Classification results. Classification accuracy of DE and STM genes based on AUC metric with logistic regression and Support Vector Machine are shown. The dataset label represents features taken from the other dataset and applied to the labeled dataset.

Next we compared our classification results with [10]. In table 4 the classification results for [10] and our method are summarized. From the table it can be seen that for van de Vijver dataset the percentage of increase of AUC for [10] is 7.5% based on their subnetwork markers compared to single gene markers (DEs). For our case we observe a 5% increase of AUC for STMs compared to DEs. For Wang dataset [10] subnetwork markers have 3% increase in AUC while STMs have 15% increase in AUC. For the overall classification accuracy, STMs have similar discriminative power as [10] in Wang dataset and slightly lower accuracy for van de Vijver dataset. This deviation may be due to the fact that [10] used feature selection for classification purpose and we used all selected genes to build the classifier. For this case feature selection may increase classification accuracy which not necessarily reflects the actual discriminative power of the overall selected genes by a certain method. As our main focus is to identify biomarkers and to see their overall classification performance to validate the reproducibility across different datasets, classification model that contain the overall features (genes) selected by our method(STMs) is a valid way for doing that.
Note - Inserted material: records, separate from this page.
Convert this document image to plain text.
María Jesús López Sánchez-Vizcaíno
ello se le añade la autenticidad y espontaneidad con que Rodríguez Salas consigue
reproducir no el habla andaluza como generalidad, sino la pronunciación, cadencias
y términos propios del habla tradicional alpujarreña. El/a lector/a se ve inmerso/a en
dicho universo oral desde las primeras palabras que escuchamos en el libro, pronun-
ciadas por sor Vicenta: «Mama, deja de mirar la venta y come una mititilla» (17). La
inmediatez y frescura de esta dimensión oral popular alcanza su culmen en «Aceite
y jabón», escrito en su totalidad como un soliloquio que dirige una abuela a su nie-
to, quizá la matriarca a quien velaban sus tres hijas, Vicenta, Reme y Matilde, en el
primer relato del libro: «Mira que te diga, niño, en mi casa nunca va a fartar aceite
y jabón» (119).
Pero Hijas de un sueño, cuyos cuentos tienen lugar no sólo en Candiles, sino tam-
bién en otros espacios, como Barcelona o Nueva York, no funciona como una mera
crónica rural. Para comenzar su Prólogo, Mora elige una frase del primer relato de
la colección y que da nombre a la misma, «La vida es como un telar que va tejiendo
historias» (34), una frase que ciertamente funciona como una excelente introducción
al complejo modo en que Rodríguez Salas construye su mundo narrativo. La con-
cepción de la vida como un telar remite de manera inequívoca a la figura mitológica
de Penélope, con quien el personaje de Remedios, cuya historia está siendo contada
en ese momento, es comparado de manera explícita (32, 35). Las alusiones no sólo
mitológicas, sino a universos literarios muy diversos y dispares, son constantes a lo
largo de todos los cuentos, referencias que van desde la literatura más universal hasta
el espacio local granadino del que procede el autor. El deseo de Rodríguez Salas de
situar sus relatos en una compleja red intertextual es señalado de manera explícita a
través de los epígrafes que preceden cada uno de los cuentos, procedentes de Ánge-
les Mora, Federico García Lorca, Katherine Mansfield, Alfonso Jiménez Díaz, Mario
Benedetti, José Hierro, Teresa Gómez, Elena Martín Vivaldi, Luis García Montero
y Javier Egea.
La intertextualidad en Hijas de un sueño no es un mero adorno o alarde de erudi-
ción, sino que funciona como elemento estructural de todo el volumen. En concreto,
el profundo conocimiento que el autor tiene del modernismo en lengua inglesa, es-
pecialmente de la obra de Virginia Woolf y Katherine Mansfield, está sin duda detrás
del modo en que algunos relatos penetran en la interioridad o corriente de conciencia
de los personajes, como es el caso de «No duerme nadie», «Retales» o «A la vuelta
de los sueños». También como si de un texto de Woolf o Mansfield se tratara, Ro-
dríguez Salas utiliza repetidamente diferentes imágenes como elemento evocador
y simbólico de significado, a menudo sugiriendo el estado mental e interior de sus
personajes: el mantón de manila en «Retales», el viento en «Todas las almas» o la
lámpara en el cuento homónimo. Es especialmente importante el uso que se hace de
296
Table 4 Classification accuracy of STMs

Conclusions

In this article we proposed a randomized Steiner tree-based approach that integrates a PPI network and gene expression microarray data for biomarker discovery in breast cancer metastasis. The genes selected by our method are significantly enriched in functional categories and pathways that are known for cancer development. Furthermore, a significant portion of selected genes by our method are already known for breast cancer susceptibility. We applied the method to three different breast cancer microarray data and two different PPI networks. For all combinations of microarray and PPI datasets our approach has similarly significant results. The reproducibility across different datasets also increases significantly in both genomic and pathway level compared to previous studies. Finally, Steiner tree-based markers, significantly increase cross-dataset classification accuracy. Thus the method proposed in this article validates the hypothesis that disease causal genes play a role in connecting differentially expressed genes, and opens a new possibility to identify the inner dynamics and biomarker of breast cancer progression.